Pour se préparer, la SNCF maintient par ailleurs l’objectif qu’elle s’est fixé de réduire des deux tiers l’écart de ses coûts avec des futurs concurrents. Un écart évalué à 25-30 % par le rapport Spinetta. L’ensemble des chantiers de préparation de l’entreprise a été confié à Alain Picard, le directeur général de SNCF Logistics, qui (tout en restant en fonction) devient directeur général de l’Epic de tête SNCF. Avec un vaste programme. Il faut créer, à la place des trois Epic d’aujourd’hui, sept sociétés anonymes, presque toutes détenues à 100 % par l’Etat : la holding SNCF, Réseau, Gares & Connexions (qui sera filiale de Réseau), Fret, Geodis, Mobilités Voyageurs et Keolis (filiale de Mobilités). Les quelque 9 000 personnes aujourd’hui dans l’Epic de tête devraient y rester (3 000 pour la Suge, 2 000 environ pour l’ensemble des services médicaux, 2500 pour les services partagés comme la paye ou la comptabilité), mais l’effectif chargé vraiment du pilotage du groupe devrait se limiter à quelques centaines de personnes. Relevons que SNCF Immobilier reste logé dans la holding. Il va falloir d’autre part, sur le terrain, permettre aux dirigeants d’avoir la totalité des leviers leur permettant de répondre aux appels d’offres.
Et il va falloir bien conclure un nouveau pacte social. Pacte social, précise Guillaume Pepy « pour tous les cheminots », mais « avec deux volets » : l’un pour les statutaires, l’autre pour les nouveaux venus. En maintenant, pour les premiers, l’essentiel des dispositions du statut, tout en préparant la « réorganisation de certaines dispositions du statut ». La SNCF, pour résister aux concurrents, va devoir attirer et garder les compétences. Revaloriser sans doute le salaire d’embauche, mais aussi le faire évoluer en mêlant part automatique (à l’ancienneté) et part personnelle (au mérite). Un mixte que la SNCF souhaite introduire pour les agents sous statut.
F. D.
Alain Picard de Geodis à la direction générale de SNCF
Diplômé de l’Essec, Alain Picard est le directeur général de la branche SNCF Logistics et président du conseil de surveillance.

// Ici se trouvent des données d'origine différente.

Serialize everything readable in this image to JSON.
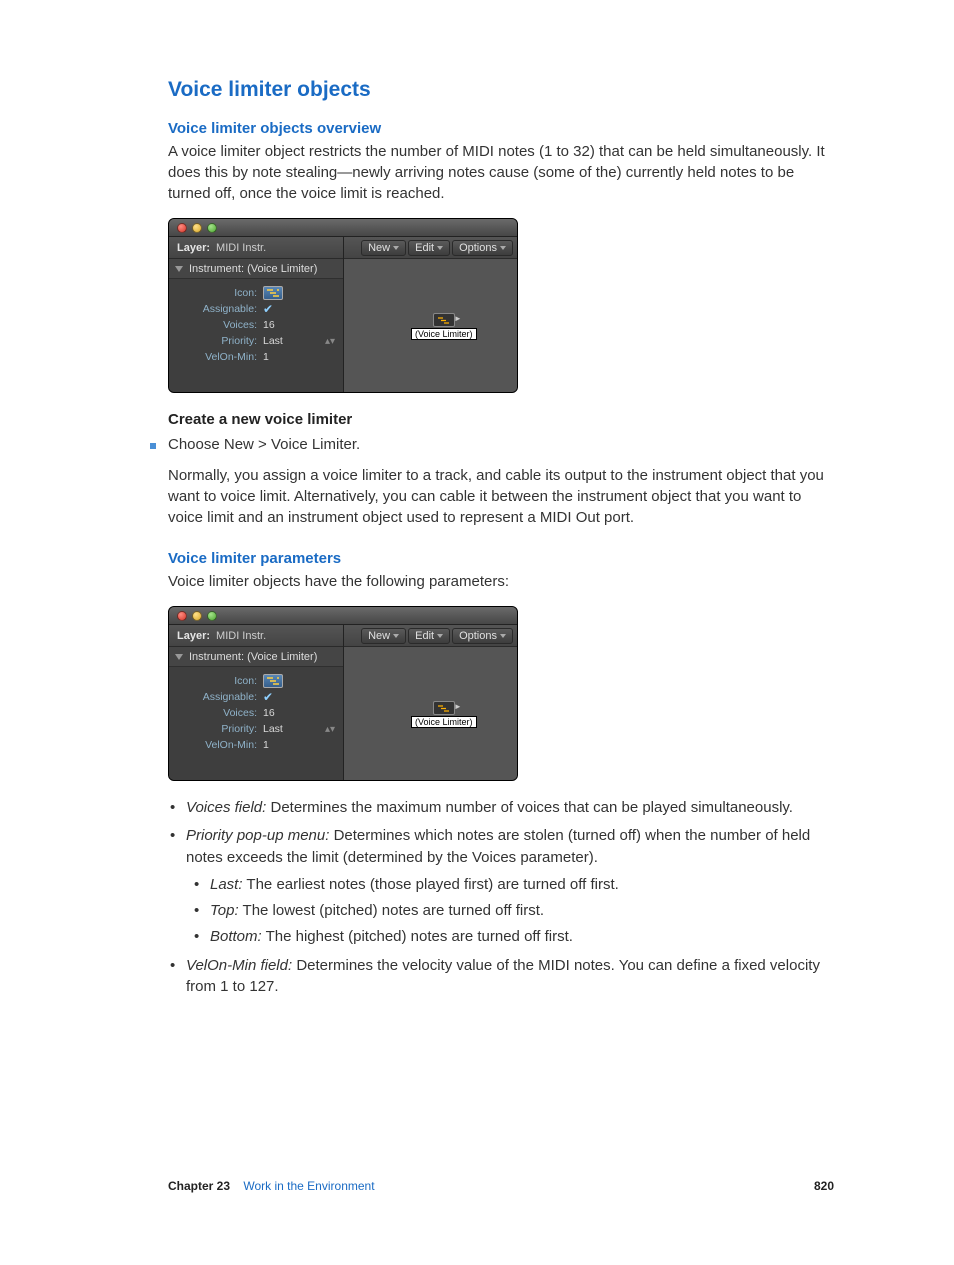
{
  "section_title": "Voice limiter objects",
  "overview": {
    "heading": "Voice limiter objects overview",
    "para": "A voice limiter object restricts the number of MIDI notes (1 to 32) that can be held simultaneously. It does this by note stealing—newly arriving notes cause (some of the) currently held notes to be turned off, once the voice limit is reached."
  },
  "create": {
    "heading": "Create a new voice limiter",
    "step": "Choose New > Voice Limiter.",
    "para": "Normally, you assign a voice limiter to a track, and cable its output to the instrument object that you want to voice limit. Alternatively, you can cable it between the instrument object that you want to voice limit and an instrument object used to represent a MIDI Out port."
  },
  "params": {
    "heading": "Voice limiter parameters",
    "intro": "Voice limiter objects have the following parameters:",
    "items": {
      "voices_term": "Voices field:",
      "voices_desc": " Determines the maximum number of voices that can be played simultaneously.",
      "priority_term": "Priority pop-up menu:",
      "priority_desc": " Determines which notes are stolen (turned off) when the number of held notes exceeds the limit (determined by the Voices parameter).",
      "last_term": "Last:",
      "last_desc": " The earliest notes (those played first) are turned off first.",
      "top_term": "Top:",
      "top_desc": " The lowest (pitched) notes are turned off first.",
      "bottom_term": "Bottom:",
      "bottom_desc": " The highest (pitched) notes are turned off first.",
      "velon_term": "VelOn-Min field:",
      "velon_desc": " Determines the velocity value of the MIDI notes. You can define a fixed velocity from 1 to 127."
    }
  },
  "window": {
    "layer_label": "Layer:",
    "layer_value": "MIDI Instr.",
    "instrument_row": "Instrument: (Voice Limiter)",
    "params": {
      "icon": "Icon:",
      "assignable": "Assignable:",
      "voices_label": "Voices:",
      "voices_value": "16",
      "priority_label": "Priority:",
      "priority_value": "Last",
      "velon_label": "VelOn-Min:",
      "velon_value": "1"
    },
    "toolbar": {
      "new": "New",
      "edit": "Edit",
      "options": "Options"
    },
    "object_label": "(Voice Limiter)"
  },
  "footer": {
    "chapter_label": "Chapter  23",
    "chapter_name": "Work in the Environment",
    "page": "820"
  }
}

Après une carrière dans la gestion et la finance, il intègre Geodis en 2001 en tant que directeur du Contrôle de gestion puis directeur financier en 2004 et directeur général délégué Finance en 2008. Il rejoint SNCF en février 2009 comme directeur financier. Il était depuis octobre 2011 directeur Finances, Achats et Systèmes d’information du groupe SNCF. Il est l’auteur de Tracer les voies du futur. La mobilité des objets, révolution de l’économie de demain.